Константин Богомолов: большое интервью

текст: Алла Шендерова
Detailed_picture© Артем Геодакян / ТАСС

Накануне старта нового театрального сезона режиссер Константин Богомолов рассказал Алле Шендеровой о своей системе работы с актером, о будущих «Трех мушкетерах» в МХТ, страхе смерти, любви к стихам и о том, кем он будет, когда уйдет из театра.

— Ты часто пересматриваешь свои спектакли?

— По необходимости — скажем, если надо сделать ввод. «Карамазовы» за все время их существования репетировались только технически — когда я временно вводился на роль Мити. То же и с «Борисом Годуновым». Хорошо сделанный спектакль не требует репетиций: в процессе существования он избавляется от лишнего и набирает силу. Можно иногда поговорить с артистами — когда они нарушают некие правила игры, которые мы с ними обговорили. Если они не растеряли нерва творческого, если нет успокоенности — услышат и исправят. А если пришло самодовольство, тут ничего не поделаешь — надо расставаться. Понимаешь, хозяева спектакля — актеры, и в процессе создания спектакля им передается полная власть. Они не дрессированные обезьяны, которыми я управляю из зала: «Вот здесь вы сделали так, а вот здесь — нет…» В момент репетиций или между спектаклями я могу рулить, но когда действие разворачивается на сцене — рулят они. А вообще любой режиссер знает: достаточно пять минут постоять за кулисами — и ты уже понимаешь, как идет спектакль.

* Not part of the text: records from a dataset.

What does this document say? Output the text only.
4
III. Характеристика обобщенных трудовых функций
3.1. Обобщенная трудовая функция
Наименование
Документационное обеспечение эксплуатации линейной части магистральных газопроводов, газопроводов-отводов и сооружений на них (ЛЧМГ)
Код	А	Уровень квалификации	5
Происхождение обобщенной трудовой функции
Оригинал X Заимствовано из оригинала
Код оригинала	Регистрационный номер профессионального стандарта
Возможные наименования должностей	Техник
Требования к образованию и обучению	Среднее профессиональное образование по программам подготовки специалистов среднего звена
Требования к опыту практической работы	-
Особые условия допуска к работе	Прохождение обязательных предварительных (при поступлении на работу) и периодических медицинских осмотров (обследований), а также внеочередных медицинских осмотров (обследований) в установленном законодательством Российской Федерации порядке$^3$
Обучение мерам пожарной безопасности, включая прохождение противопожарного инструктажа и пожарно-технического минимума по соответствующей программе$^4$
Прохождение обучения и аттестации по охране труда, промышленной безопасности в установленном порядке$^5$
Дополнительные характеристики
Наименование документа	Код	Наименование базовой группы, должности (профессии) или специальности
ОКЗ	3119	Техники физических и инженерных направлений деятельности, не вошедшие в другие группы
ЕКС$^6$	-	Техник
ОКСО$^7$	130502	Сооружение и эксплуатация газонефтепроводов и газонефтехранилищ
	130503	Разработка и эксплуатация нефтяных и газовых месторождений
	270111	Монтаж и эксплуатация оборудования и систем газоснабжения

— В июне, во время твоего мастер-класса в рамках лаборатории МХТ, ты говорил о том, что постановка — это как сон, который ты раз за разом пытаешься пересказать: в тот момент, когда тебе это наконец удается, спектакль можно снимать. У тебя случалось такое?

— Да, так было с «Лиром» в «Приюте комедианта». Я не мог пробиться к артистам: они смотрели на меня с уважением, но мои вопли о том, что они потеряли материю — ощущение сна, который пересказывают, — до них не доходили. Потому что зрительский-то успех продолжался. Это самое опасное в профессии артиста — когда успех лишает адекватности… Но возвращаясь к теме: есть требования публики, есть мои внутренние требования к спектаклю, а есть еще и третий фактор: момент перехода в стадию угасания. Угасать он может долго, но лучше поймать на точке взлета и в этот момент ликвидировать, как бы это ни было печально для артистов. Впрочем, в случае «Лира» закрытие спектакля, я надеюсь, было для нас, создателей и участников, хорошим уроком. И так как мы его любили и скучаем по нему, то и решили возобновить его в предстоящем сезоне. Думаю, в феврале сыграем новую версию.

Сцена из спектакля «Лир. Комедия»Сцена из спектакля «Лир. Комедия»© Дарья Пичугина / «Приют комедианта»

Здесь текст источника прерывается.